Second, as the stock market tanks, consumers see luxury goods as stable investments to ride out the volatility. Rather than buy shares that may shed 20% of their value within the week, shoppers are looking to Tiffany earrings, Cartier bracelets, and Hermès purses, as safehouses in which to stash their cash. As Fashion United UK notes, luxury brands that sell pieces known for retaining or increasing in value, such as the Hermès Birkin or Chanel Flap Bag, are some of the best positioned to weather a recession, as their products have proven to fetch excellent returns on their initial investment.
So, will high fashion continue to be a unicorn amid an impending economic crisis, or will it finally fall victim to the invisible hand of the market?
Though it has beaten expectations up until now, high fashion’s momentum will eventually come to a grinding halt along with the rest of the economy.
While conglomerates like LVMH and Capri are touting the desirability of their collections and the relevance of their companies’ values as the reason for their success, according to Vogue Business contributor Luca Solca, a senior analyst at Bernstein, high-end global luxury goods demand has just yet to normalize. Bernstein expects slower top line growth in the fourth quarter of this fiscal year, expecting to see luxury brands finally come off their untenable high.
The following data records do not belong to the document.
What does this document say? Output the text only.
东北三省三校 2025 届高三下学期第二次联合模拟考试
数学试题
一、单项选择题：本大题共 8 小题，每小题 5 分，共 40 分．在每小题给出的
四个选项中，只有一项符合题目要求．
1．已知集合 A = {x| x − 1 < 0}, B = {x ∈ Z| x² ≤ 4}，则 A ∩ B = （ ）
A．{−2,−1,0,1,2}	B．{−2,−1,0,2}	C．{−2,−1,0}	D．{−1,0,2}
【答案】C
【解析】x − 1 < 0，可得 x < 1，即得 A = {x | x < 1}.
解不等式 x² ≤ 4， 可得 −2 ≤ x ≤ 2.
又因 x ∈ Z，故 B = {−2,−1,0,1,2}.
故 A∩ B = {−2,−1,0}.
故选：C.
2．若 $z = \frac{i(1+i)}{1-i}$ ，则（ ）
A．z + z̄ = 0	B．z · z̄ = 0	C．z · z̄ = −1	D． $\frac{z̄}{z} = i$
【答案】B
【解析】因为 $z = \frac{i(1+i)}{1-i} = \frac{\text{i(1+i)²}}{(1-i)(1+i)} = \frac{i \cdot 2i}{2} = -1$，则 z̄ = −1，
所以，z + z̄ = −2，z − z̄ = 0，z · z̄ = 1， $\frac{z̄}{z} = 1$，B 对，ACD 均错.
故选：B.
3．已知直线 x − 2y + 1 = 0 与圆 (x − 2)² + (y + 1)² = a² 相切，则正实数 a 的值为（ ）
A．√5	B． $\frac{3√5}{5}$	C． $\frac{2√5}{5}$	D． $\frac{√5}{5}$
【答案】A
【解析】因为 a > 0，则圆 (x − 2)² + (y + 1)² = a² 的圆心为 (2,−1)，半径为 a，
The stocks of Richemont, Kering, and LVMH have already begun to show the wear and tear of obscene inflation coupled with crippling uncertainty. At the end of trading on October 24th, all three mega conglomerates closed down, with Richemont trading at $10.03/share, Kering at $45.18/share, and LVMH at $126.14/share. These numbers are a far cry from each company’s 6 month highs of nearly $13/share, $57/share, and $140/share, respectively.
And, although Richemont, Kering, and LVMH have been buoyed by ferocious post-pandemic demand and the allure of investment, Louis Vuitton, Gucci, and Chloé aren’t P&G, SC Johnson, or Heinz. Though their core client base will continue to buy from them no matter the economic condition, fashion labels inherently fall under the discretionary spending category, and thus are the first things most consumers pull back on in times of economic turmoil.
Ultimately, despite their impressive performance up until this point, high fashion is far from immune to recessionary woes. As interest rates continue to rise and inflation hits a forty-year high, demand for luxury handbags, fine jewelry, and designer clothing will evaporate as consumers look to cut back and hunker down in the face of what could be one of the most profound and prolonged declines of our lifetime.
In the face of a recession, Brawny will always beat out Birkins.